What HMRC Actually Expects when you move abroad?

The departure process has specific steps that most freelancers either don’t know about or skip entirely.

Form P85 — you should complete this when you leave the UK. It tells HMRC your departure date and helps them calculate whether you’re due a refund for the year you left. It’s not legally mandatory for self-employed individuals in every case, but submitting it creates a clean record of your departure and avoids HMRC chasing you for returns they think you should still be filing.

Self Assessment — you’ll almost certainly need to file a return for the tax year in which you leave, and potentially for subsequent years if you still have UK-source income (rental property, UK clients paying into a UK account, dividends from a UK company). Being non-resident doesn’t automatically exempt you from Self Assessment. If you have UK-source income above £2,000, you’re still in the filing system.

Record keeping — HMRC can ask for evidence of your whereabouts. Keep records of your travel dates, your lease or utility bills in the US, and anything else that demonstrates where you were living and working. The SRT is tested on facts, and if HMRC queries your status three years later, you’ll need documentation to support your claim.

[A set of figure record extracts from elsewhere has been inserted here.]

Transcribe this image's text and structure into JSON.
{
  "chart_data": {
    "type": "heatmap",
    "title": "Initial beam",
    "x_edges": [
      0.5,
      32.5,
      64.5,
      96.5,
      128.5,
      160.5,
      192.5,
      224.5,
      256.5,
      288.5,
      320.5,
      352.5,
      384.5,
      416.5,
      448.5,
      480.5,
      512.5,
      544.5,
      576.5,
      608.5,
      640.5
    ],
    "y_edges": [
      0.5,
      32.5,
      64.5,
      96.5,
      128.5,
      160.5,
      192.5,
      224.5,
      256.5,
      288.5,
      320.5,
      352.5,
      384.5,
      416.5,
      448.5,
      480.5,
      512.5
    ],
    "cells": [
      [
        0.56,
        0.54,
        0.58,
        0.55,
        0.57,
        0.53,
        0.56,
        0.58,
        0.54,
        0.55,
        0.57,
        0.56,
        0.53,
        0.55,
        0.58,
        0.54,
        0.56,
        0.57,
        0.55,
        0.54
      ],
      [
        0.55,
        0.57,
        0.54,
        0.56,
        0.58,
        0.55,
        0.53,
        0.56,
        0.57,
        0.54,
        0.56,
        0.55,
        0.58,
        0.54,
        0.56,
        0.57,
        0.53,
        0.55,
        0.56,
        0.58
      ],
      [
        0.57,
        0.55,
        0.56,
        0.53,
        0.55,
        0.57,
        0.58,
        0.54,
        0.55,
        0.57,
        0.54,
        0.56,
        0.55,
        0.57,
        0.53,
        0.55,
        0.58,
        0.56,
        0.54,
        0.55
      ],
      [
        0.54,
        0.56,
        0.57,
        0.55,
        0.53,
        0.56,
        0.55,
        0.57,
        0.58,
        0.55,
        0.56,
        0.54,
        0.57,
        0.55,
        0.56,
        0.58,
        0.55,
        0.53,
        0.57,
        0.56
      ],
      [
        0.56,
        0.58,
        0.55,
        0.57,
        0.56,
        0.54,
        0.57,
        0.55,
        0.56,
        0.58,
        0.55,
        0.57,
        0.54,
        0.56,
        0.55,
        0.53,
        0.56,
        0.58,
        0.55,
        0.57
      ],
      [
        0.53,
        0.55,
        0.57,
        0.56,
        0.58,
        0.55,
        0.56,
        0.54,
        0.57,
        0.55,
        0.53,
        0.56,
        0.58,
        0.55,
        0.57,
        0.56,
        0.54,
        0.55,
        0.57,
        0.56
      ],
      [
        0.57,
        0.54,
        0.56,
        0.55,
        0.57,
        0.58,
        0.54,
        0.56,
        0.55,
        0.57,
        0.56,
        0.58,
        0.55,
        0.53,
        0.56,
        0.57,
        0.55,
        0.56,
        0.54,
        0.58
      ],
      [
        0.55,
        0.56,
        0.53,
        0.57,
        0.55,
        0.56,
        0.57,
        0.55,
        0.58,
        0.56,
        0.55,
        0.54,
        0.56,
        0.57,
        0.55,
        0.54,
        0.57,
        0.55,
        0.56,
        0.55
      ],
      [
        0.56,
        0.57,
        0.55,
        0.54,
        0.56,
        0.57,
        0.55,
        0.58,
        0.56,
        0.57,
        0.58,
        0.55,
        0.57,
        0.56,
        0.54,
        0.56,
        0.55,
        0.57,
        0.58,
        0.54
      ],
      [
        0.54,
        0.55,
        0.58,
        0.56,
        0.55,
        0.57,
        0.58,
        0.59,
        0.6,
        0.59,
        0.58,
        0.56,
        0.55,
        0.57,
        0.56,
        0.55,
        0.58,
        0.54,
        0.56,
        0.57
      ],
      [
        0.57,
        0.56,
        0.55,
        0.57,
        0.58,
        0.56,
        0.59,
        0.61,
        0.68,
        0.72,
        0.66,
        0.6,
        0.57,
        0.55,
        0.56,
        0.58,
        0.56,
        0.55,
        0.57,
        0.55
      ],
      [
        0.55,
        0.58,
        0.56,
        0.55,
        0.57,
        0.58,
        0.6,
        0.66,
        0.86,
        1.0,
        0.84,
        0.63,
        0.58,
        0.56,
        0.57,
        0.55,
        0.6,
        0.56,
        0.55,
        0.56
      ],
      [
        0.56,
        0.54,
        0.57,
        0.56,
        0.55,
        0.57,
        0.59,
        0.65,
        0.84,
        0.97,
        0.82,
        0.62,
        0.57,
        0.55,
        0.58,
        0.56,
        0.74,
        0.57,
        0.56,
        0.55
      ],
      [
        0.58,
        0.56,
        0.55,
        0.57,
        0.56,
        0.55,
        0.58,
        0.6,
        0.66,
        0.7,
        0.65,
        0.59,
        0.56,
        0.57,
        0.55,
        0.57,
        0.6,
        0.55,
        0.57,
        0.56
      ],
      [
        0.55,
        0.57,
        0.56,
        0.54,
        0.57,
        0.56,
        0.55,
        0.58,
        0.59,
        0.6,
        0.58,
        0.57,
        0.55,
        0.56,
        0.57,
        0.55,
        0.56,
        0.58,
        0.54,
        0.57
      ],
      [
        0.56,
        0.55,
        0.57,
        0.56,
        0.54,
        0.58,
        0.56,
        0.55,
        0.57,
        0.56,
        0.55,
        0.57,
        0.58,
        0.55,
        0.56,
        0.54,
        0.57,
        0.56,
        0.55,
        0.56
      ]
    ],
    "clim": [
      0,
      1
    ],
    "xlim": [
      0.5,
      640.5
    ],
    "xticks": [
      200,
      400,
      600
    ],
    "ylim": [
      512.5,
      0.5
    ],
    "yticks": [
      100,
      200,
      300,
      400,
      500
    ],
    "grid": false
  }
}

The IRS Side — Because America Taxes on Presence, Not Just Citizenship

This is where the two systems collide in a way that genuinely confuses people.

The UK taxes based on residency. If you’re non-resident, HMRC generally doesn’t tax your overseas freelance income — even if those clients are in London. The work isn’t being performed in the UK, so it falls outside HMRC’s reach.

The US taxes based on presence and residency (for non-citizens). If you meet the Substantial Presence Test — which counts days spent in the US over a three-year period — the IRS considers you a US tax resident and taxes your worldwide income. As a self-employed freelancer in the US, you’ll file a federal return, pay federal income tax on your earnings, pay self-employment tax (15.3%), and potentially owe state income tax depending on where you live. Texas and Florida have no state income tax. California charges up to 13.3%. Oregon goes up to 9.9%.

The UK-US Double Taxation Agreement determines which country has primary taxing rights. For self-employment income, the country where the work is performed generally has first claim. So if you’re freelancing from Portland for UK clients, the US taxes that income first, and the UK provides relief through the foreign tax credit or exemption — assuming you’ve properly established non-residency with HMRC.

Getting both sides right simultaneously is genuinely difficult without professional help. The two systems use different tax years (UK runs April to April; US runs January to December), different currencies, different definitions of deductible expenses, and different filing deadlines.

The Bits That Sound Small But Actually Matter

Your UK bank account. Keeping it open is fine and often practical, but receiving regular freelance income into a UK account while claiming to be non-resident can complicate your position. HMRC may view ongoing UK banking activity as a tie.

Your UK property. If you own a home in the UK and it remains available for your use, that counts as a tie under the SRT. Renting it out may actually help your non-residency case, because it’s no longer “available” for your personal use — but you’ll owe UK tax on the rental income as a non-resident landlord.

Visits back. Every day counts. Arriving at midnight and leaving the next day can still register as two days under certain counting rules. If you’re close to a threshold, a long Christmas visit could tip your residency status for the entire tax year.

Healthcare. You lose NHS entitlement once you’re no longer ordinarily resident. The US has no equivalent public system — you’ll need private health insurance, and if you’re self-employed, that’s another cost that doesn’t appear on the freelance income comparison spreadsheet.

The Honest Summary

Moving to America as a British freelancer is entirely doable. Hundreds of thousands of Brits have done it. The work translates, the clients don’t care, and the lifestyle change can be worth every complication.

But the tax position is not simple, and it’s not something you can sort out retrospectively without cost. The Statutory Residence Test, the split-year rules, National Insurance gaps, the US self-employment tax, state-level obligations, and the Double Taxation Agreement all interact in ways that require planning before departure — not troubleshooting after.

As the old proverb goes — look before you leap. And in this case, look at both countries’ tax codes before you book the flight.


This article is for informational purposes only and does not constitute tax or legal advice. Tax rules differ by jurisdiction and individual circumstances. Readers should consult a qualified tax professional before making decisions about working abroad or changing their tax residency.